Individual-based modelling elucidates about the role of nanomaterials on methane production

Abstract

Modelling stands as a potent tool for the simulation of real-world systems, offering predictive insights into their dynamic behaviours. Individual-Based Models (IBMs), with their ability to capture intricate details at the microscale, emerge as particularly valuable tools. In the context of anaerobic digestion (AD), the application of IBMs gains significance. Some nanomaterials (NM) enhance methane production in anaerobic ecosystems, by yet unknown mechanisms. This study employed IBMs through the NUFEB software to investigate possible mechanisms of action by NM in AD. The models incorporated Monod-based growth dynamics for methanogenic-based growth and production of extracellular polymeric substances, a Lennard-Jones interaction between NM and microorganisms for simulating attachment, and Hooke forces between microorganisms and themselves and EPSs to simulate the attachment between biological entities and formation of biofilms. The simulations also explored boundary conditions (Dirichlet or Neumann), considering scenarios of both open systems and closed environments. Shear force was introduced as a variable to assess its impact on microbial behaviour, and different shapes of NM were simulated, differentiating between smaller and larger particles, and smoother and rougher surfaces.

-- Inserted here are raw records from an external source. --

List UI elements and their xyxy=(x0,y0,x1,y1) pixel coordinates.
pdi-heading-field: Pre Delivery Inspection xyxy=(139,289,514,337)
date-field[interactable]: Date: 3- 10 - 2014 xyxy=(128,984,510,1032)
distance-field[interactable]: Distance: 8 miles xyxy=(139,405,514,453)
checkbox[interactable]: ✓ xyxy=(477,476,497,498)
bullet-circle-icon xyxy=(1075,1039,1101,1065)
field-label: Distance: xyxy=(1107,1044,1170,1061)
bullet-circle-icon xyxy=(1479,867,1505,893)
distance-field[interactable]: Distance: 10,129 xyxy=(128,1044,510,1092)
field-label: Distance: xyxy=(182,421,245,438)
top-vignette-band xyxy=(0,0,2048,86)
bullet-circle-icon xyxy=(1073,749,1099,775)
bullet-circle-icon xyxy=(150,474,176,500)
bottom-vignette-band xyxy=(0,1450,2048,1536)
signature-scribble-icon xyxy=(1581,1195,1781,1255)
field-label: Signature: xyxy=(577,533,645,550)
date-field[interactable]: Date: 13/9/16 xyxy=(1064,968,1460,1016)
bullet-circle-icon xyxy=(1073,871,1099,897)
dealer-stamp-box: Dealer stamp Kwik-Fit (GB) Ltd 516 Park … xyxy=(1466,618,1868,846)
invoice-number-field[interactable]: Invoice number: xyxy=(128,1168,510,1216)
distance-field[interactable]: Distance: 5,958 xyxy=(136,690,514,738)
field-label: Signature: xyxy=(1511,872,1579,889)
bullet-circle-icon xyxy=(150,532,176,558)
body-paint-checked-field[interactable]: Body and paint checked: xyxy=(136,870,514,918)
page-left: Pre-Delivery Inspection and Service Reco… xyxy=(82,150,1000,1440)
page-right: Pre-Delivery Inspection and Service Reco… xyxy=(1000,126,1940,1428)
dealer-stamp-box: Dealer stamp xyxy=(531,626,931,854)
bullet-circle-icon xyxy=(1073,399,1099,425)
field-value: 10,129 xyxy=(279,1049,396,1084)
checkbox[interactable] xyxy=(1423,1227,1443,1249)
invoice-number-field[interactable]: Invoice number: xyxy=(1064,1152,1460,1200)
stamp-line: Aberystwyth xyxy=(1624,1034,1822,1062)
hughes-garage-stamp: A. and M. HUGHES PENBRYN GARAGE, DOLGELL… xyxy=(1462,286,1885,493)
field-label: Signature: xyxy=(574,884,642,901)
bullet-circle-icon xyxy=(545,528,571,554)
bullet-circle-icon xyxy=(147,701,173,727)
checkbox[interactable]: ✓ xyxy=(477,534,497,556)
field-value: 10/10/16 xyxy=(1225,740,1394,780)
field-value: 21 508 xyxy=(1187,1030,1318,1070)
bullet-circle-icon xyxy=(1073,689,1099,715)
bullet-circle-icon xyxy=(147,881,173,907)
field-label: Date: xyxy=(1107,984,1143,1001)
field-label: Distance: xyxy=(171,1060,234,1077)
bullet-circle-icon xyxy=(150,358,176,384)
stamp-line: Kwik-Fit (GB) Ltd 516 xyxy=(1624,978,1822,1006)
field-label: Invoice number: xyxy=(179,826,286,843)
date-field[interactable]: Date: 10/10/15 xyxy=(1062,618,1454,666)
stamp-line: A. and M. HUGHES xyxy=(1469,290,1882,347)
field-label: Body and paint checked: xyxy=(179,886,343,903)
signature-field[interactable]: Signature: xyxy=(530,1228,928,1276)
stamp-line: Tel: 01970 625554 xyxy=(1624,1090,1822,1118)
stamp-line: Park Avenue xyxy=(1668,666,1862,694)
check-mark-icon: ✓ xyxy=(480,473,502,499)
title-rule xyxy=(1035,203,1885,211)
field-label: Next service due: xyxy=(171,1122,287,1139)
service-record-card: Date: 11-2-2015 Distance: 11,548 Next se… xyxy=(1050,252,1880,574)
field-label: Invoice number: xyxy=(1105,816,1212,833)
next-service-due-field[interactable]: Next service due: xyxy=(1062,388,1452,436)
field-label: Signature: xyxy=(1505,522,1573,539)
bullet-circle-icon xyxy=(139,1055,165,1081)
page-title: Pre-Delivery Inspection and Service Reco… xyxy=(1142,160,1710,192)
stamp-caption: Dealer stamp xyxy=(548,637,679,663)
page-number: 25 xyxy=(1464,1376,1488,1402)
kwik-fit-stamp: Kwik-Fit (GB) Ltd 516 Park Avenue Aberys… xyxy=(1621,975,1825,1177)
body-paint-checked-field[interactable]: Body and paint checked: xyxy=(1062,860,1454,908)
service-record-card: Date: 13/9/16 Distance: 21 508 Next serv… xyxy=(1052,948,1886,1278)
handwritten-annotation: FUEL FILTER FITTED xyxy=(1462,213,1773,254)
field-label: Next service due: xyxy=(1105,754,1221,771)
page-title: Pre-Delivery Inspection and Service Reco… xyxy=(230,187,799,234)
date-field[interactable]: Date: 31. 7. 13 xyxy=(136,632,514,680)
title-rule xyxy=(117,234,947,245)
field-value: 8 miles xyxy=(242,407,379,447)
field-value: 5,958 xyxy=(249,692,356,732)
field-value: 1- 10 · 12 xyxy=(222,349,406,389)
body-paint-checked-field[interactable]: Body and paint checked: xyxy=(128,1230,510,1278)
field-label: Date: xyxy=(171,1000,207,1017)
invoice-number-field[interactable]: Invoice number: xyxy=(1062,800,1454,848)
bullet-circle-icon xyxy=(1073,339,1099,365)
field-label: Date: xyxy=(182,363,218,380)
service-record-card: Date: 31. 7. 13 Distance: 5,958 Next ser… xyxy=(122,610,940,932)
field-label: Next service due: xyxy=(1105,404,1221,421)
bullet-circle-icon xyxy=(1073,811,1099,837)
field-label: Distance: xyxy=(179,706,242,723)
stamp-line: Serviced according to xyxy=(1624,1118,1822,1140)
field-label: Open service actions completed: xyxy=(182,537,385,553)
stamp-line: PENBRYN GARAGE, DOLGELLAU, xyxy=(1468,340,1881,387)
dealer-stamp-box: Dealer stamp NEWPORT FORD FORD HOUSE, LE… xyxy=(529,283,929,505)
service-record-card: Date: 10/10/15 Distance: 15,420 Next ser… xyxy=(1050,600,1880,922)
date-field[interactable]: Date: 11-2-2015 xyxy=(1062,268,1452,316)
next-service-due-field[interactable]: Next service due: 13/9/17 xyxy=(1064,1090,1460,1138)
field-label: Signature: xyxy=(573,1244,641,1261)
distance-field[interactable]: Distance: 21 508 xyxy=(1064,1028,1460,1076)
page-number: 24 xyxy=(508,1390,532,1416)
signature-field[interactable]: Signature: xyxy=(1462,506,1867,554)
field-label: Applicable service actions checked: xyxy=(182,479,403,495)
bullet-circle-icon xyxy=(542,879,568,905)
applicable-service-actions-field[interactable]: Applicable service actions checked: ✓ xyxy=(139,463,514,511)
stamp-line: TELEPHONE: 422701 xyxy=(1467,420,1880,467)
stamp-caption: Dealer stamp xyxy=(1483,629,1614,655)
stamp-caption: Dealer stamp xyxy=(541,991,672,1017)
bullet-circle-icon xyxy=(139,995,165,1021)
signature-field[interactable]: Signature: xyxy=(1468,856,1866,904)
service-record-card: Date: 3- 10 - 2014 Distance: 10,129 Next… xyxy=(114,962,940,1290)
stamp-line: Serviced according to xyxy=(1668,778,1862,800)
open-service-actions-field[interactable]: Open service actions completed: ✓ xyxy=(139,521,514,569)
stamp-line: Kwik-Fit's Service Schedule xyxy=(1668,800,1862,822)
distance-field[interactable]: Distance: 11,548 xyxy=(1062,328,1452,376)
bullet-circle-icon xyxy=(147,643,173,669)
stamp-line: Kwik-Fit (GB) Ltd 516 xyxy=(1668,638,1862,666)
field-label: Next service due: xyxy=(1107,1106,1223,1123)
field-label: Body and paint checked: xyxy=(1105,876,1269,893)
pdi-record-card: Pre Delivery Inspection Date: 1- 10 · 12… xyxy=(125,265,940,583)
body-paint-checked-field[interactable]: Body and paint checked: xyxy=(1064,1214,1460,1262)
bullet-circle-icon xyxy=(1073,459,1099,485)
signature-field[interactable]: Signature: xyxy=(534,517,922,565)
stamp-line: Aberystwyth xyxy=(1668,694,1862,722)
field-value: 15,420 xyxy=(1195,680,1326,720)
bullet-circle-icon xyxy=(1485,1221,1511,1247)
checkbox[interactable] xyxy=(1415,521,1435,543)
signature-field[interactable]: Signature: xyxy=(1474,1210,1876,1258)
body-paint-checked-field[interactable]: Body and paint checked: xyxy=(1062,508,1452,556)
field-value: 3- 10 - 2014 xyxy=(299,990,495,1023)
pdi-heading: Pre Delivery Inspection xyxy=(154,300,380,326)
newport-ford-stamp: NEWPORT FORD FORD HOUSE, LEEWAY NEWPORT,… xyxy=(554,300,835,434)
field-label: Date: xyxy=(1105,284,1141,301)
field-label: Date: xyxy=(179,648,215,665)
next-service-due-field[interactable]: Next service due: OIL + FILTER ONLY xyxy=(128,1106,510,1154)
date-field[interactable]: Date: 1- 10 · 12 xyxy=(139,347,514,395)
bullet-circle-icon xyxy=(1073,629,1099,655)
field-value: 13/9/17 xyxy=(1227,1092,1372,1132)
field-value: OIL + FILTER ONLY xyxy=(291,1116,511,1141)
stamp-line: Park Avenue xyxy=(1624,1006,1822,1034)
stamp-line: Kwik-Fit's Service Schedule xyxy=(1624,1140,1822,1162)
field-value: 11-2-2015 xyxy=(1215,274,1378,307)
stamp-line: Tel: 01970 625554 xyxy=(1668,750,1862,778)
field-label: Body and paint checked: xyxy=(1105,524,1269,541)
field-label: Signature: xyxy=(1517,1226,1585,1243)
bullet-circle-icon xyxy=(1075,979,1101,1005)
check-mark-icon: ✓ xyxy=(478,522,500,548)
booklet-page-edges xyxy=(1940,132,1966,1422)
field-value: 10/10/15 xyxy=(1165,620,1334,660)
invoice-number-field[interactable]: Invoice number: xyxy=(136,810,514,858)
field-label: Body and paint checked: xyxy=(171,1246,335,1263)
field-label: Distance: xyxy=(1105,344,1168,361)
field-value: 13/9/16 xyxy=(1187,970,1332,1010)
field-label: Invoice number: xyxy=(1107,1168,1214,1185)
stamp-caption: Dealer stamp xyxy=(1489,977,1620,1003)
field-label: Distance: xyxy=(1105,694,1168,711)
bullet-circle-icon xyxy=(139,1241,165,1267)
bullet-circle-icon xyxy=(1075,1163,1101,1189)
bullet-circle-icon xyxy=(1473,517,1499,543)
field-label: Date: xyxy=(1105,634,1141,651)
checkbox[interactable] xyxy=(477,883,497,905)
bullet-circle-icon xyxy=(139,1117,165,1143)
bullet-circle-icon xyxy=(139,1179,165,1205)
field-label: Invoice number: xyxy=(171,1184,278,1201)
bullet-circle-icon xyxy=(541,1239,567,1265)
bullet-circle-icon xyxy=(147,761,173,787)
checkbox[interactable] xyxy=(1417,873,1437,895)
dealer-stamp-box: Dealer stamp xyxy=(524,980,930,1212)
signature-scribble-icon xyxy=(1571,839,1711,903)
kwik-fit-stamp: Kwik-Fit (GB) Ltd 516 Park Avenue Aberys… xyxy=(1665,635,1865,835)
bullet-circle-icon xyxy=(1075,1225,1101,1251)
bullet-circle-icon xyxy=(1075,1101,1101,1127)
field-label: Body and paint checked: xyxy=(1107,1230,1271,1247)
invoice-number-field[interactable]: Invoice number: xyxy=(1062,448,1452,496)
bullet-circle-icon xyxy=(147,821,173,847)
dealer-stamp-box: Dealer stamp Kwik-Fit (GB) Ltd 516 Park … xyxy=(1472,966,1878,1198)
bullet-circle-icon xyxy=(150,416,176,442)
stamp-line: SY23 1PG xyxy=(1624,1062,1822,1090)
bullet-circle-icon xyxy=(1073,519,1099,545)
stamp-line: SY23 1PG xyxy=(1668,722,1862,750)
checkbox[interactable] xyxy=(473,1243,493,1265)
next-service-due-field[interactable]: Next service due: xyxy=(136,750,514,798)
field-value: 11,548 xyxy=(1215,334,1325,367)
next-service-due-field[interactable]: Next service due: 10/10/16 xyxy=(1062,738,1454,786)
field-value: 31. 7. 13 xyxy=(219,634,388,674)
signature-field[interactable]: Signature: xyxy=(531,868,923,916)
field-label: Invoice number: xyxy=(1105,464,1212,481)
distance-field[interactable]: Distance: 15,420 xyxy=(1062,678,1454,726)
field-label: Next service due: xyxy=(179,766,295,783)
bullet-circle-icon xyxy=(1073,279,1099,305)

Results indicate that the rugosity of the material plays a pivotal role in providing increased surface area for microorganism attachment. In open systems, higher rugosity leads to the displacement of microorganisms, exposing them to the environment while concurrently attached to NM. These displaced microorganisms have higher access to their substrate and produce more methane. Conversely, in closed systems, a more rugous material serves as a protective shield, reducing the washout of organisms under the influence of shear force. With more microorganisms remaining in the system, more methane is produced. This research provided valuable insights into the role of NM morphology in shaping microbial interactions during AD. The findings enhance our understanding of the complex interplay between NM structures and microbial populations, providing essential knowledge for the optimization of AD processes in the presence of NM.